The city of Kanazawa has much to offer, including quiet traditional streets and Kenrokuen (shown here), one of the three most famous parks in Japan. The city is also not far from the Japan Alps - a route from here goes straight to Shirakawa-go, a World Heritage site and a village with many steeple-roofed houses preserved (and many are minshuku so you can actually spend the night in one). Routes to Shirakawa will be featured on this site in the future.




Kanazawa is also the starting point for the annual Tour du Noto, a 3-day ride in September in which hundreds of riders cycle around the Noto Peninsula to the north. This ride is NOT for beginners, as the distances are considerable; at 170-odd kilometers, the second day alone is more than a Century Ride! I did it twice years ago before the fees became outrageous (at last count it was a whopping 30,000 yen JUST to participate, not including accommodations or transport to and from Kanazawa). Still, it’s a unique experience and would be fun to do once. For more information, see the Noto route on this site.
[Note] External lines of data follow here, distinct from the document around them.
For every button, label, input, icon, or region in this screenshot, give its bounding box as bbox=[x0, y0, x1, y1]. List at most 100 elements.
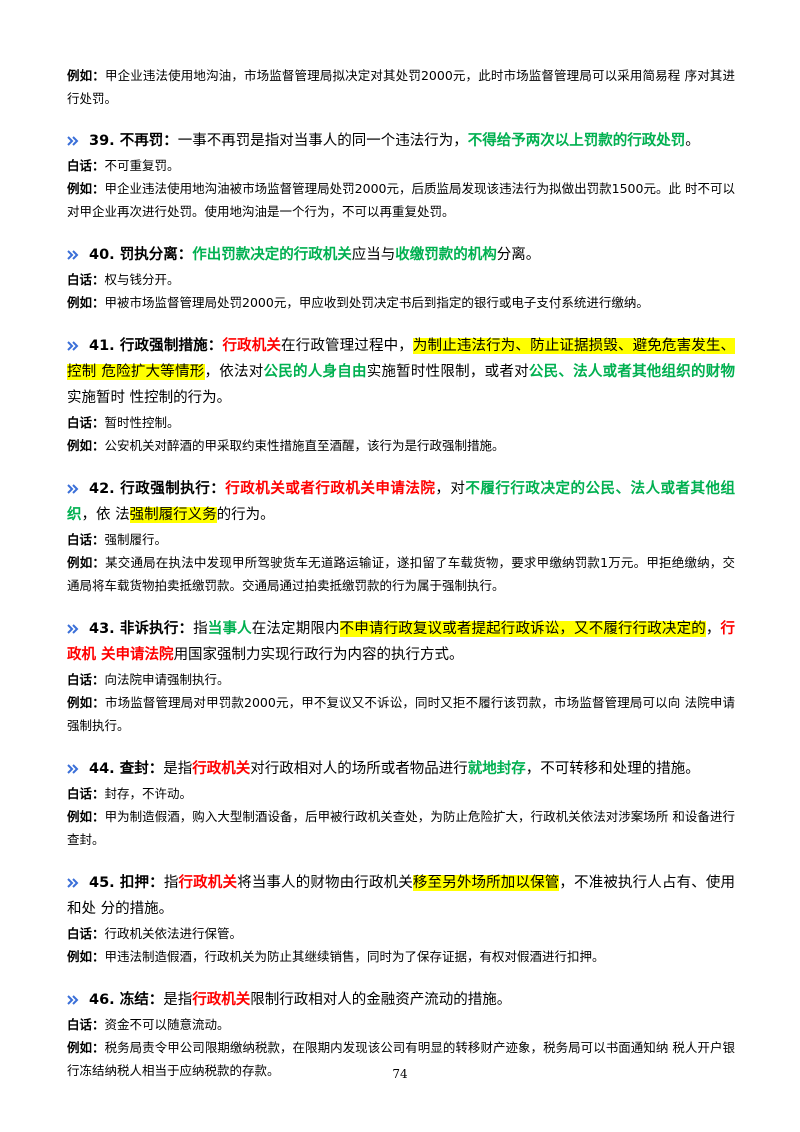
bullet-icon bbox=[67, 764, 79, 774]
plain-label: 白话： bbox=[67, 158, 105, 173]
heading-segment: 强制履行义务 bbox=[129, 507, 217, 523]
entry: 45. 扣押：指行政机关将当事人的财物由行政机关移至另外场所加以保管，不准被执行… bbox=[67, 870, 735, 968]
heading-segment: 实施暂时性限制，或者对 bbox=[366, 364, 529, 380]
heading-segment: 分离。 bbox=[496, 247, 541, 263]
plain-text: 行政机关依法进行保管。 bbox=[104, 926, 243, 941]
plain-label: 白话： bbox=[67, 926, 105, 941]
bullet-icon bbox=[67, 624, 79, 634]
plain-text: 权与钱分开。 bbox=[104, 272, 180, 287]
bullet-icon bbox=[67, 341, 79, 351]
heading-segment: 公民、法人或者其他组织的财物 bbox=[528, 364, 736, 380]
plain-label: 白话： bbox=[67, 415, 105, 430]
example-label: 例如： bbox=[67, 68, 105, 83]
intro: 例如：甲企业违法使用地沟油，市场监督管理局拟决定对其处罚2000元，此时市场监督… bbox=[67, 64, 735, 110]
page-number: 74 bbox=[392, 1067, 408, 1081]
bullet-icon bbox=[67, 136, 79, 146]
plain-label: 白话： bbox=[67, 532, 105, 547]
plain-line: 白话：封存，不许动。 bbox=[67, 782, 735, 805]
entry: 44. 查封：是指行政机关对行政相对人的场所或者物品进行就地封存，不可转移和处理… bbox=[67, 756, 735, 851]
entry-heading: 46. 冻结：是指行政机关限制行政相对人的金融资产流动的措施。 bbox=[67, 987, 735, 1013]
example-label: 例如： bbox=[67, 1040, 105, 1055]
plain-line: 白话：向法院申请强制执行。 bbox=[67, 668, 735, 691]
example-label: 例如： bbox=[67, 809, 105, 824]
example-text: 甲违法制造假酒，行政机关为防止其继续销售，同时为了保存证据，有权对假酒进行扣押。 bbox=[104, 949, 605, 964]
plain-label: 白话： bbox=[67, 672, 105, 687]
heading-segment: 的行为。 bbox=[216, 507, 275, 523]
bullet-icon bbox=[67, 995, 79, 1005]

If you don't feel like riding all the way to Kanazawa, you might just head to Fukui and then cycle to the Eiheiji temple located about 20 kilometers to the east. The roads are not crowded and there is reportedly a bicycle path from the city of Fukui (but I haven't been able to find it yet). Eiheiji is a monastery complex built in 1244 by Dogen of the Zen Soto sect. It is now the center for Zen meditation in Japan. Hundreds of priests live here year-round; if you want to participate, they'll reportedly let you stay there for up to a week - but the minimum stay is two nights, and you must rise before 4 a.m., meditate and eat the traditional shojin-ryori (monk's fare). A local private railway runs from the temple all the way back into Fukui, so if you're bushed you can train back the whole way.